Get back to patching day for... sudo(8) CVE-2021-3156

Announced today was CVE-2021-3156 a/k/a "Baron Samedit", a vulnerability to most default installations of sudo(8) prior to 1.9.5p2 on Linux, that may go back as far as 10 years.  Many Linux distributions are distributed with sudo(8) as a default install package.  The bug was discovered by the Qualys team about two weeks ago and patches were released starting today.

The vulnerability results from a heap-based buffer overflow that can be exploited from the command line by an low-privileged user compromised by an attacker.  In this case your layers of security matter.  Access of all accounts should be scrutinized, particularly low-privileged account access, which can be leveraged to escalate privileges to devastating effect.  The Sudo team released a simple explanation of the vulnerability.

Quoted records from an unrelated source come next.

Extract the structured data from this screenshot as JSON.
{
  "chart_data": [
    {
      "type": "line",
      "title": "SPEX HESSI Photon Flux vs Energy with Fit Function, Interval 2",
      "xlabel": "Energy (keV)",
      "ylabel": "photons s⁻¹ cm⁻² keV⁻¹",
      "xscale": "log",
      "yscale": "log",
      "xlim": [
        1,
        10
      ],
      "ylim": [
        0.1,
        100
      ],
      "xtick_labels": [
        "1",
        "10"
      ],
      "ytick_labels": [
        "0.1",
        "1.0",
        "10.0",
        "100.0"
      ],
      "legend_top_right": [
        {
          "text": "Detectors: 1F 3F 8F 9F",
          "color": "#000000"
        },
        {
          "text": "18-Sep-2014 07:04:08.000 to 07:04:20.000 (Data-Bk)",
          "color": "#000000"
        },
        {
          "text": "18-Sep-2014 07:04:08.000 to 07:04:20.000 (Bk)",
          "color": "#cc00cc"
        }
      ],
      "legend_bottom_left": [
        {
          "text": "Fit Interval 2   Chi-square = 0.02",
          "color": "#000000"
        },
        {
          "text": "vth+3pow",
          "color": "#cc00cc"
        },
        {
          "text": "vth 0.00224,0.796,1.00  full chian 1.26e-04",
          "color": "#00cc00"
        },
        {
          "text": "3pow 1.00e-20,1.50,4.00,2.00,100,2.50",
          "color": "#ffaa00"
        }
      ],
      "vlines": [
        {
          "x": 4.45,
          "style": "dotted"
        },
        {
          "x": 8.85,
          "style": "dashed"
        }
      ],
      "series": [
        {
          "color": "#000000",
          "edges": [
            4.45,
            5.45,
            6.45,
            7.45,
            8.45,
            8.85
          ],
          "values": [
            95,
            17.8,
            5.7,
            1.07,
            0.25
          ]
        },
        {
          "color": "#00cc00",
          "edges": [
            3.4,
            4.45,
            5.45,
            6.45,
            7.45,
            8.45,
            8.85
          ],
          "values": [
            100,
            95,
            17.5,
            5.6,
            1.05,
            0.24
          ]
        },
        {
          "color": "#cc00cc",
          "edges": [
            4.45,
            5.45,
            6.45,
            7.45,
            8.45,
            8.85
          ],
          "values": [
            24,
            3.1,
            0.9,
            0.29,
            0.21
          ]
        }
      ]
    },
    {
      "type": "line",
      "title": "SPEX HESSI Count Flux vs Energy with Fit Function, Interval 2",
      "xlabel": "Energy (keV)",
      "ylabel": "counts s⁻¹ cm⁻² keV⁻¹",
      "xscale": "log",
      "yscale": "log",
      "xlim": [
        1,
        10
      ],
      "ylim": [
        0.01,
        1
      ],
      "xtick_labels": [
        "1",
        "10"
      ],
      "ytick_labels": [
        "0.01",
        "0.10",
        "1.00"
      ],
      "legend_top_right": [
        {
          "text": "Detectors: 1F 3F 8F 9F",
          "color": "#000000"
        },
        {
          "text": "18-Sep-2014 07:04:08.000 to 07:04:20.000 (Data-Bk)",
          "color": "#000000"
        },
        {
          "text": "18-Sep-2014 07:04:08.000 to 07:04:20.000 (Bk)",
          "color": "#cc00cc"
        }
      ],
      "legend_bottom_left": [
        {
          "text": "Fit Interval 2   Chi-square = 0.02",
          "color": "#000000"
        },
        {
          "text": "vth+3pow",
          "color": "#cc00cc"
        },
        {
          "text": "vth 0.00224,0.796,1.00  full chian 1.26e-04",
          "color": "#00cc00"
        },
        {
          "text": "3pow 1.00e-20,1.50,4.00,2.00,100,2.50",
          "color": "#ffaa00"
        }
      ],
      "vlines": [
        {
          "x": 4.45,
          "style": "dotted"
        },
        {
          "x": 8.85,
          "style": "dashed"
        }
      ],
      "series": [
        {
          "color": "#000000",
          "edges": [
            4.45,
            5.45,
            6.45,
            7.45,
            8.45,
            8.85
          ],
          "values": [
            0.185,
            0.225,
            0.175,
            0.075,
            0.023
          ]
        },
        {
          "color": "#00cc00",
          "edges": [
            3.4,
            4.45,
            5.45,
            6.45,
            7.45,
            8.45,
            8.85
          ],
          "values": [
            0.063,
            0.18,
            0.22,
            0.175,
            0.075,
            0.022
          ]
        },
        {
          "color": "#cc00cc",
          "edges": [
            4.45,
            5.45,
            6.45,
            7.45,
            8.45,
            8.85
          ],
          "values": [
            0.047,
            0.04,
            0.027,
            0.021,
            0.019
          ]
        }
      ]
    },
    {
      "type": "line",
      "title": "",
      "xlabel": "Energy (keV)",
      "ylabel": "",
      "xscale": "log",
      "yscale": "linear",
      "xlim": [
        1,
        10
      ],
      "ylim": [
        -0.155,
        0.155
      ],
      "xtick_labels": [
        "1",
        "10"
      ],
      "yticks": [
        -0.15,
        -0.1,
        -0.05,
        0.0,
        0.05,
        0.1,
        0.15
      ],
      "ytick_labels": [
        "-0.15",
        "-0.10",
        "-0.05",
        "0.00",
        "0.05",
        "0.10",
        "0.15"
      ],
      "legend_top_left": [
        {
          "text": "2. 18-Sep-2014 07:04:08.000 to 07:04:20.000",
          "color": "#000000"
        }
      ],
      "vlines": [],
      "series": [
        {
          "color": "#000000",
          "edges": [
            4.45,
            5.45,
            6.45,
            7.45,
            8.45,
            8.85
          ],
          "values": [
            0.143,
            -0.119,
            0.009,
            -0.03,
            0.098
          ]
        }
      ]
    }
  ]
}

What's different about this vulnerability, when compared to CVE-2019-14287 a/k/a -1 UID bug and CVE-2019-18634 a/k/a pwdfeedback, is that the vulnerability does not require an esoteric or specialized sudo configuration, the only thing that is required is the basic package installation, including /etc/sudoers.  This is a bad one.  Patching should be expedited as it shouldn't have a huge impact on operations.  Additionally, an audit the use of low-privileged accounts and the access and authorization controls for those accounts is also in order.  Perform this audit to catalog and understand which applications are using low-privileged accounts that may be exposed to external attack and compromise and the potential for vertical escalation of privileges.